Even the bill supporters admit that there are “significant resources” allocated annually for supportive housing, but that isn’t good enough for them. “Reliance on legislative appropriations creates uncertainty”? When is there ever “certainty” in obtaining funding for anything year after year? It certainly doesn’t happen in business. A customer who is here today may be gone tomorrow. In accounting and law practice, for example, a customer who has been with you for years and years may die, retire, get into an accident, get hauled off to the hoosegow (hopefully this doesn’t happen too often in your line of work), or get acquired. In the nonprofit world, donations supporting any organization, including the Foundation, are never guaranteed and can disappear suddenly for many of the same reasons, and also if there is a new manager or owner who has a new set of priorities for the donating (soon to be formerly donating) company.
In addition, anyone who wants to be paid with public money needs to know that taxpayers paid that money, and those same taxpayers elected representatives and senators to oversee how that money is spent.

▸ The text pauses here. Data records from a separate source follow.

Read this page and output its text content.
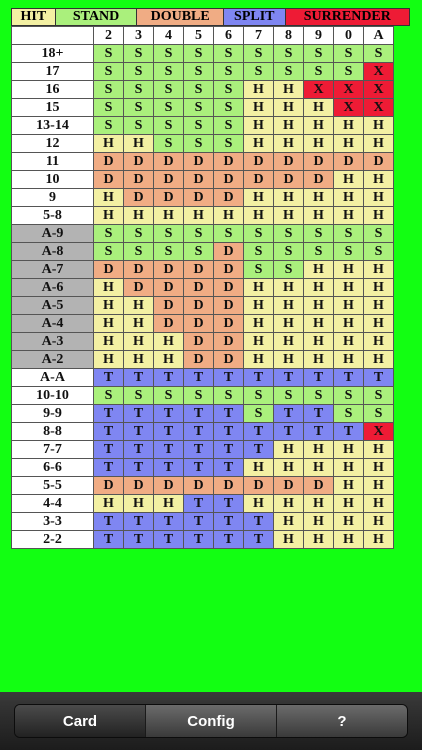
HIT	STAND	DOUBLE	SPLIT	SURRENDER
	2	3	4	5	6	7	8	9	0	A
18+	S	S	S	S	S	S	S	S	S	S
17	S	S	S	S	S	S	S	S	S	X
16	S	S	S	S	S	H	H	X	X	X
15	S	S	S	S	S	H	H	H	X	X
13-14	S	S	S	S	S	H	H	H	H	H
12	H	H	S	S	S	H	H	H	H	H
11	D	D	D	D	D	D	D	D	D	D
10	D	D	D	D	D	D	D	D	H	H
9	H	D	D	D	D	H	H	H	H	H
5-8	H	H	H	H	H	H	H	H	H	H
A-9	S	S	S	S	S	S	S	S	S	S
A-8	S	S	S	S	D	S	S	S	S	S
A-7	D	D	D	D	D	S	S	H	H	H
A-6	H	D	D	D	D	H	H	H	H	H
A-5	H	H	D	D	D	H	H	H	H	H
A-4	H	H	D	D	D	H	H	H	H	H
A-3	H	H	H	D	D	H	H	H	H	H
A-2	H	H	H	D	D	H	H	H	H	H
A-A	T	T	T	T	T	T	T	T	T	T
10-10	S	S	S	S	S	S	S	S	S	S
9-9	T	T	T	T	T	S	T	T	S	S
8-8	T	T	T	T	T	T	T	T	T	X
7-7	T	T	T	T	T	T	H	H	H	H
6-6	T	T	T	T	T	H	H	H	H	H
5-5	D	D	D	D	D	D	D	D	H	H
4-4	H	H	H	T	T	H	H	H	H	H
3-3	T	T	T	T	T	T	H	H	H	H
2-2	T	T	T	T	T	T	H	H	H	H
Card	Config	?
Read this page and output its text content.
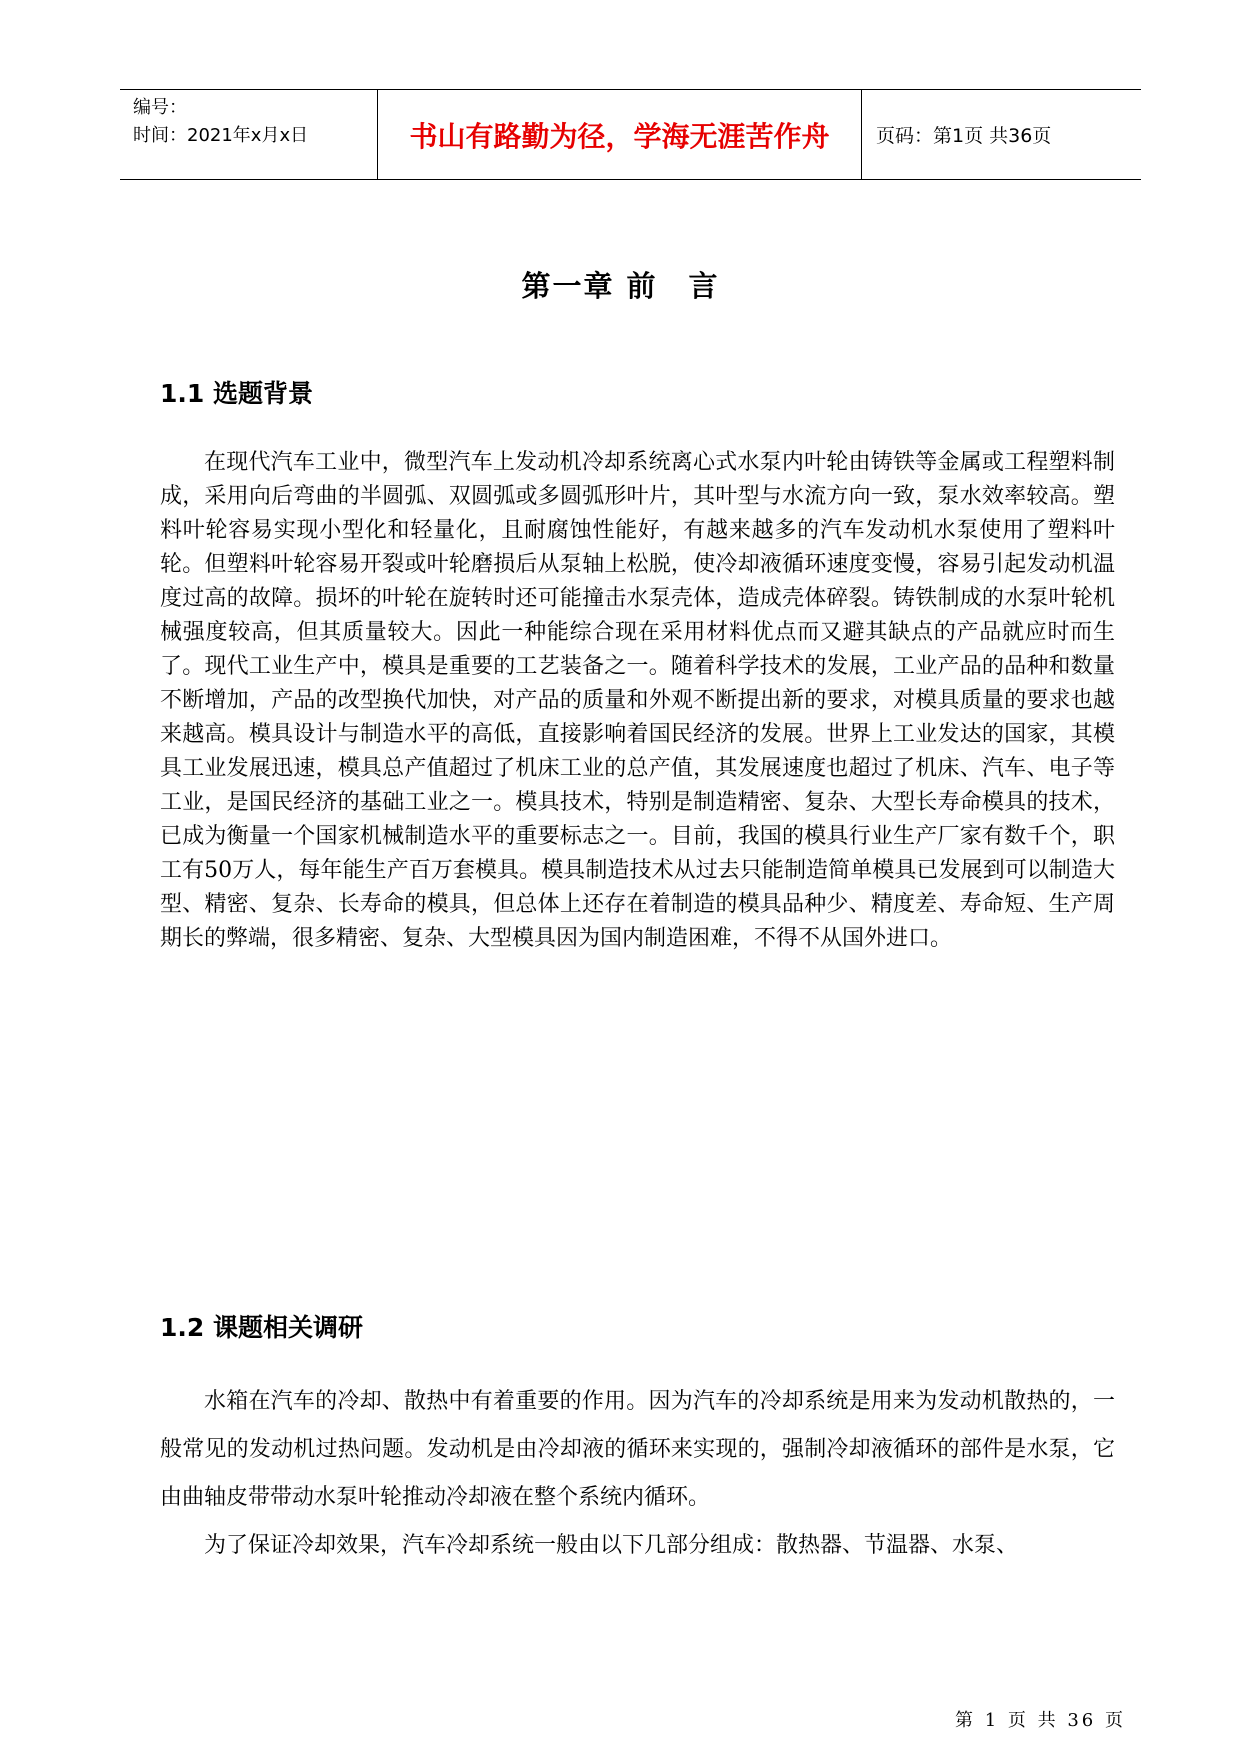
编号：
时间：2021年x月x日	书山有路勤为径，学海无涯苦作舟	页码：第1页 共36页
第一章 前　言
1.1 选题背景

在现代汽车工业中，微型汽车上发动机冷却系统离心式水泵内叶轮由铸铁等金属或工程塑料制成，采用向后弯曲的半圆弧、双圆弧或多圆弧形叶片，其叶型与水流方向一致，泵水效率较高。塑料叶轮容易实现小型化和轻量化，且耐腐蚀性能好，有越来越多的汽车发动机水泵使用了塑料叶轮。但塑料叶轮容易开裂或叶轮磨损后从泵轴上松脱，使冷却液循环速度变慢，容易引起发动机温度过高的故障。损坏的叶轮在旋转时还可能撞击水泵壳体，造成壳体碎裂。铸铁制成的水泵叶轮机械强度较高，但其质量较大。因此一种能综合现在采用材料优点而又避其缺点的产品就应时而生了。现代工业生产中，模具是重要的工艺装备之一。随着科学技术的发展，工业产品的品种和数量不断增加，产品的改型换代加快，对产品的质量和外观不断提出新的要求，对模具质量的要求也越来越高。模具设计与制造水平的高低，直接影响着国民经济的发展。世界上工业发达的国家，其模具工业发展迅速，模具总产值超过了机床工业的总产值，其发展速度也超过了机床、汽车、电子等工业，是国民经济的基础工业之一。模具技术，特别是制造精密、复杂、大型长寿命模具的技术，已成为衡量一个国家机械制造水平的重要标志之一。目前，我国的模具行业生产厂家有数千个，职工有50万人，每年能生产百万套模具。模具制造技术从过去只能制造简单模具已发展到可以制造大型、精密、复杂、长寿命的模具，但总体上还存在着制造的模具品种少、精度差、寿命短、生产周期长的弊端，很多精密、复杂、大型模具因为国内制造困难，不得不从国外进口。

1.2 课题相关调研

水箱在汽车的冷却、散热中有着重要的作用。因为汽车的冷却系统是用来为发动机散热的，一般常见的发动机过热问题。发动机是由冷却液的循环来实现的，强制冷却液循环的部件是水泵，它由曲轴皮带带动水泵叶轮推动冷却液在整个系统内循环。

为了保证冷却效果，汽车冷却系统一般由以下几部分组成：散热器、节温器、水泵、

第 1 页 共 36 页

Expecting lawmakers to abdicate their oversight responsibility is a frightening thought. But bill after bill introduced in our legislature proposes to establish special funds. We even have legal criteria for special funds, contained in section 37-52.3, HRS, but bill after bill proposes special funds that don’t even come close to meeting the criteria.
Is there any wonder that we have so many special funds, many of which, as we have discussed in articles before, contain gobs of unused cash? We have developed a dangerous tradition of being unable to keep tabs on the money we have, and as a result keep asking for more and more and more in taxes.
There. Is. No. Such. Thing. As. A. Dedicated. Funding. Source! Get that concept out of your heads and be satisfied with appropriated funding. Or our State’s budgeting process will become even more insane than it is now.